When you (and your kids) are strange
For three straight days, Big Guy wouldn’t wear any shoes other than his soccer cleats at home. When we went out, he’d put a SpiderMan shoe on his left foot and a lace-up tennis shoe on his right. With his purple soccer socks.
And these people at the Wonder Time Web site think their kids are weird?
I wonder how many of them rush home to clean windows. Or live to vacuum. Or refuse to throw away a bubble-bath bottle – there are six guarding the tub right now.
Granted, there are some genuine strange agents among the Wonder Time set, too.
- A 3-year-old who sleeps with a rolling pin.
- A 4-year-old who wears only horizontal-striped shirts – at least they won’t make him look fat.
- A kid who’s hung onto four Marshmallow Peep snowmen since Christmas 2006 – I knew there was nothing natural about that candy.
- Siblings who take string cheese to bed – maybe they live in Green Bay, where it’s fashionable to be a cheese head.
Good for them. For in a world where it’s easier to fit in than to stand out, where even non-conformity becomes the norm after a while, these kids are daring to be different and their parents are letting them.
It’s a trait that will serve them well later in life.
I’ve always been a bit … well, let’s be charitable and call it quirky. How else do you explain our new lullaby, “Twinkle, twinkle little car, how did you get inside that jar?”
So I shouldn’t be surprised that the guys display definite weird tendencies. It’s your classic nature versus nurture question, and in a household where “goofball” is an endearment, the guys are victims of genetics and environment.
Some weirdness falls into the category of “the fight not worth having.” A mom on Wonder Time talked about a phase when her daughter would eat only round foods. Whole apples were OK; slices were not. Provolone cheese, acceptable; cheddar, rejected.
Big Guy went through the same thing when he was about 2, except everything had to look like worms. Green beans had to be French cut and spaghetti was acceptable, but heaven help me if the macaroni were “too fat.”
And I really didn’t care, as long as he ate. I’d be thrilled if he were still scarfing beans the way he used to devour the “geen urms.”

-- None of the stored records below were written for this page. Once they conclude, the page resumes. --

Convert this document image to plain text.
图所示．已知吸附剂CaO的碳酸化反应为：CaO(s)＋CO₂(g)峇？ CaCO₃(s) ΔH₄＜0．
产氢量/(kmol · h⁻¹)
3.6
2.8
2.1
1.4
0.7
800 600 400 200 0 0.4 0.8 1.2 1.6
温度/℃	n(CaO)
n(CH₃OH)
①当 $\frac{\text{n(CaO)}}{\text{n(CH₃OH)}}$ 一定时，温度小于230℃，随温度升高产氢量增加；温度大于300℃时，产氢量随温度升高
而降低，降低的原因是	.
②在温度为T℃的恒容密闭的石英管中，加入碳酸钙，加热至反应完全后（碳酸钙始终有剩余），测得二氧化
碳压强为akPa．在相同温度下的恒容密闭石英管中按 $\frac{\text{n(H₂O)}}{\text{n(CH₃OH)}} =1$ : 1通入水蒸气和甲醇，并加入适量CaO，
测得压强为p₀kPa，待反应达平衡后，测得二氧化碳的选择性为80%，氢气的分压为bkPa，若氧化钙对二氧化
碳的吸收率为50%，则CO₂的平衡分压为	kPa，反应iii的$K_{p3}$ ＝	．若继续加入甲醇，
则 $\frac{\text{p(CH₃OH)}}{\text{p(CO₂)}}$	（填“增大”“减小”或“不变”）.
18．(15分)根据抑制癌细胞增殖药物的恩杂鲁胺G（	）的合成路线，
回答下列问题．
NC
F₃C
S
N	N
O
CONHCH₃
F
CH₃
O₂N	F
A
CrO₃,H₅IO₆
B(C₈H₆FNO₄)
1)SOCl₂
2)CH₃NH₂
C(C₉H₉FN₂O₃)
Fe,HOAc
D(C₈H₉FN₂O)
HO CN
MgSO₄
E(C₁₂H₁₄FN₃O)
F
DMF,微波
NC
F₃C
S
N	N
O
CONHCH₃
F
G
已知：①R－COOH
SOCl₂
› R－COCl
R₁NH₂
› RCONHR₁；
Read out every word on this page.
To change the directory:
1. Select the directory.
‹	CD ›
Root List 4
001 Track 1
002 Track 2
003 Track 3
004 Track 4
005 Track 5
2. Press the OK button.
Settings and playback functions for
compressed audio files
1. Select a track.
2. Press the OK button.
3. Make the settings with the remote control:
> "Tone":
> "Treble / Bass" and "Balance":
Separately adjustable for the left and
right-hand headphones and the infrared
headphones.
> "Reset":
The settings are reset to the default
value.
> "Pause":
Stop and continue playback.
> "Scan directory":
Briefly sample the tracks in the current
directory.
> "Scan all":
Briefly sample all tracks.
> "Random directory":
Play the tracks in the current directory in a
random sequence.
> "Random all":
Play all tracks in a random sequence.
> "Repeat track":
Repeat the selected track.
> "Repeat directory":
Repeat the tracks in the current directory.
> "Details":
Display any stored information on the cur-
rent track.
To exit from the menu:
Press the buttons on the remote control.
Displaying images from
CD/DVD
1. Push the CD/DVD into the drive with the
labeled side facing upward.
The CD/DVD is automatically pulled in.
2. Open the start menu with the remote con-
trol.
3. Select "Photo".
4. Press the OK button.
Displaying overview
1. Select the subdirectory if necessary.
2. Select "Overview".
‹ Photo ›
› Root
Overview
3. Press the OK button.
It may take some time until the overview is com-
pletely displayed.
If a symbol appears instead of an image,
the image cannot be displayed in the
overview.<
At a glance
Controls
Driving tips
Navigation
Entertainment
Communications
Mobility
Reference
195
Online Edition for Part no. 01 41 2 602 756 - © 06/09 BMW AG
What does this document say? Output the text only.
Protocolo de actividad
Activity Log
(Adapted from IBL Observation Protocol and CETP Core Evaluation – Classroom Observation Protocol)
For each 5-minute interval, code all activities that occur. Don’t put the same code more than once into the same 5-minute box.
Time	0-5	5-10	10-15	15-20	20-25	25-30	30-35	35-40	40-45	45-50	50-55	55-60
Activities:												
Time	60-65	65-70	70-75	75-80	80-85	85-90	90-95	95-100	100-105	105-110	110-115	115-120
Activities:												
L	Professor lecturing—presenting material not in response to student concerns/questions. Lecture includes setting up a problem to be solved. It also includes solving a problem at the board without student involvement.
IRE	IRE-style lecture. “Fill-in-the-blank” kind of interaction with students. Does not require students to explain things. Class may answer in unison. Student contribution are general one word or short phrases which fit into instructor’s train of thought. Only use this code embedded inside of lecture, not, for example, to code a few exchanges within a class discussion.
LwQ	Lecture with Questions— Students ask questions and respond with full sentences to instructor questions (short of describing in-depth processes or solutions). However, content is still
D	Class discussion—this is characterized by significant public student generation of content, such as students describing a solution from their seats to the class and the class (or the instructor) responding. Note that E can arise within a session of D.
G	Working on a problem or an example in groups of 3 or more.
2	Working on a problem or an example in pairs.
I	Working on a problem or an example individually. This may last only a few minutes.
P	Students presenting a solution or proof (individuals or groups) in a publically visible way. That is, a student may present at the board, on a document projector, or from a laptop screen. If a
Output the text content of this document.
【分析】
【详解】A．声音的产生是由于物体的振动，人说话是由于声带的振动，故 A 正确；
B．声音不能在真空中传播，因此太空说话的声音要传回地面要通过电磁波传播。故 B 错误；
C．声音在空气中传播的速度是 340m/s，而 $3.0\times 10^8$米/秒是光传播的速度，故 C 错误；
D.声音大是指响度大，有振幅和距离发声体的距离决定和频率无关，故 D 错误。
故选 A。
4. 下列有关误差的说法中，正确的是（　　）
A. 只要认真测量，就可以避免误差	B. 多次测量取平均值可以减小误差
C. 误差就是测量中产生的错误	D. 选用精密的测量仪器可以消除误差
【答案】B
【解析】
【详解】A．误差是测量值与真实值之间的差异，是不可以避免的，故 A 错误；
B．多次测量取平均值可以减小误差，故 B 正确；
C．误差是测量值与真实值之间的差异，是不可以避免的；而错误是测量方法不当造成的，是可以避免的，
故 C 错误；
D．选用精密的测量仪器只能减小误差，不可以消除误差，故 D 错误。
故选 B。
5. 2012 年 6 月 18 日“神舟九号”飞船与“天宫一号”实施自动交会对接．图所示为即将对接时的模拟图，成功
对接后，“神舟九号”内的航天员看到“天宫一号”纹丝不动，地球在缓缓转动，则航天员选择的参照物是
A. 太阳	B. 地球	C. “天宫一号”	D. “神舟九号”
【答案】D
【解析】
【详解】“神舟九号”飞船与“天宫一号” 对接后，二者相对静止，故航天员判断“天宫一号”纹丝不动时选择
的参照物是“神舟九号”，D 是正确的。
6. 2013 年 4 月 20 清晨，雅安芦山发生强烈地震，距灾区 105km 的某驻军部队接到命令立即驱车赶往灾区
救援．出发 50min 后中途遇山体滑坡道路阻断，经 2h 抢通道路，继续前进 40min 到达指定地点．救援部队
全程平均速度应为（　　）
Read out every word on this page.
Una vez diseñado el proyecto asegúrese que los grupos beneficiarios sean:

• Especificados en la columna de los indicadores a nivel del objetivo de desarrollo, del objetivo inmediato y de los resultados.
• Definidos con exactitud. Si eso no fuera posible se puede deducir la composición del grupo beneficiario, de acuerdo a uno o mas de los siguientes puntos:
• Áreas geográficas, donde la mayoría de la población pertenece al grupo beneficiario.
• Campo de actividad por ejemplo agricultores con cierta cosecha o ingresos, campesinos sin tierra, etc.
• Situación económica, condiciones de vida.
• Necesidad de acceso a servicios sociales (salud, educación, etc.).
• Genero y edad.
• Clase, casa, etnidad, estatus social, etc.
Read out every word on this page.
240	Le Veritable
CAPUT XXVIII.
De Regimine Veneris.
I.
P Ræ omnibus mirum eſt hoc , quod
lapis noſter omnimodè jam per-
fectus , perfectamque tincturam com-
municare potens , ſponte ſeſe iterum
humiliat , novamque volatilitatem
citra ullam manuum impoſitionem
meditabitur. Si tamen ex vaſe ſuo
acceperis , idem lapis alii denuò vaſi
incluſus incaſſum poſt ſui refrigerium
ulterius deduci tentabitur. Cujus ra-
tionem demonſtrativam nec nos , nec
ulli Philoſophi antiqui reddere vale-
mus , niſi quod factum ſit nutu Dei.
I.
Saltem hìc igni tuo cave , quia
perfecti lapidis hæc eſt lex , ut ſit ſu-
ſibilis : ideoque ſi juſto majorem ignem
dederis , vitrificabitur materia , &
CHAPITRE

Other oddities I categorize as creativity. Everyone knows the cliché about kids and gift boxes. It’s true. We have a garage full of “clubhouses” that no one’s allowed to throw away because their paint jobs are too magnificent to part with. Little Guy has done his bubble-bath bottle routine every night for nearly a year, filling and dumping bottles, cups and bowls repeatedly. “Making coppee,” he’ll say. I figure in a few more months he’ll be able to get the morning brew started – he already wakes up before I do.
None of that, though, is why I value virtually any nonconformity. I treasure the free spirit because of the strength in strangeness. If Little Guy can hear Mommy goof up and sing about twinkling cars, maybe he’ll grow up free of the idea that it’s the end of the world when you screw up and instead have the courage to try when he’s not sure.
If Big Guy has the guts now to march around looking like a total two-shoed dork, maybe he’ll be brave enough in 20 years to say, “You’ve been drinking, and I’m not getting in that car with you.”
Eventually, they’ll belong more to the world than me, and there will come a time when Mom’s strange ideas about strange are, well, goofy.
But if I can somehow embed the notion that the pack isn’t always right and it’s OK to stand out, then I’ve done my job.